Functional Interface:
This is a functional interface and can therefore be used as the assignment target for a lambda expression or method reference.

@FunctionalInterface public interface OcrEngine
Optional OCR backend, plugged into PdfDocumentParser to recover text from scanned (image-only) pages. DocTruth ships only this interface plus the NOOP default. Real OCR engines are supplied by callers because OCR model/runtime choices are outside the generic extraction library boundary:
  • Local engines such as Tesseract.
  • Cloud OCR adapters such as Textract or Document AI.
  • Any custom implementation of this single-method interface.

Threading: implementations MUST be thread-safe — the parser may invoke ocr concurrently across pages on virtual threads.

Since:
0.1.0
  • Field Summary

    Fields
    Modifier and Type
    Field
    Description
    static final OcrEngine
    No-op engine — returns empty text on every page.
  • Method Summary

    Modifier and Type
    Method
    Description
    ocr(BufferedImage pageImage, int pageNumber)
    OCR a single rendered page image.
  • Field Details

    • NOOP

      static final OcrEngine NOOP
      No-op engine — returns empty text on every page.
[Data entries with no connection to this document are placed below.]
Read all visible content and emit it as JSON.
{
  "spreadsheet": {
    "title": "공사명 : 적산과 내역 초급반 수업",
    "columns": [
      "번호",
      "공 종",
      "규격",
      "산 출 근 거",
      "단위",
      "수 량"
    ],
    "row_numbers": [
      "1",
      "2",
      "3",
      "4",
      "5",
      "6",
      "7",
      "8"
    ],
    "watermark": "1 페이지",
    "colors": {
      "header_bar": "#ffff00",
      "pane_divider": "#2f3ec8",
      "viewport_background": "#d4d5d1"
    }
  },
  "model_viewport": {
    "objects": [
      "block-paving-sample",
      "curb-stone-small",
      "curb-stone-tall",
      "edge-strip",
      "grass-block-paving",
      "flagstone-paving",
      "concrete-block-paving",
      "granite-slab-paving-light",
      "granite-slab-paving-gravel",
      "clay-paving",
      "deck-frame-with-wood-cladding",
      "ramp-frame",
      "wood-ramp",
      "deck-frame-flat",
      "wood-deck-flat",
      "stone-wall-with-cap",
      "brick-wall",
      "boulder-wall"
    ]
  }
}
The default; means PdfDocumentParser treats scanned pages as zero-content (matches the v0.1.0-alpha behaviour before this SPI shipped). Callers wanting real OCR plug in a richer impl.
  • Method Details

    • ocr

      OcrPageResult ocr(BufferedImage pageImage, int pageNumber)
      OCR a single rendered page image.
      Parameters:
      pageImage - the page rendered to a raster image (caller responsibility — typically PDFRenderer.renderImageWithDPI(page, 150)).
      pageNumber - the 1-indexed page number, surfaced for logging / region traceability.
      Returns:
      the OCR result; never null. Implementations that cannot OCR should return OcrPageResult.empty(int) rather than throwing.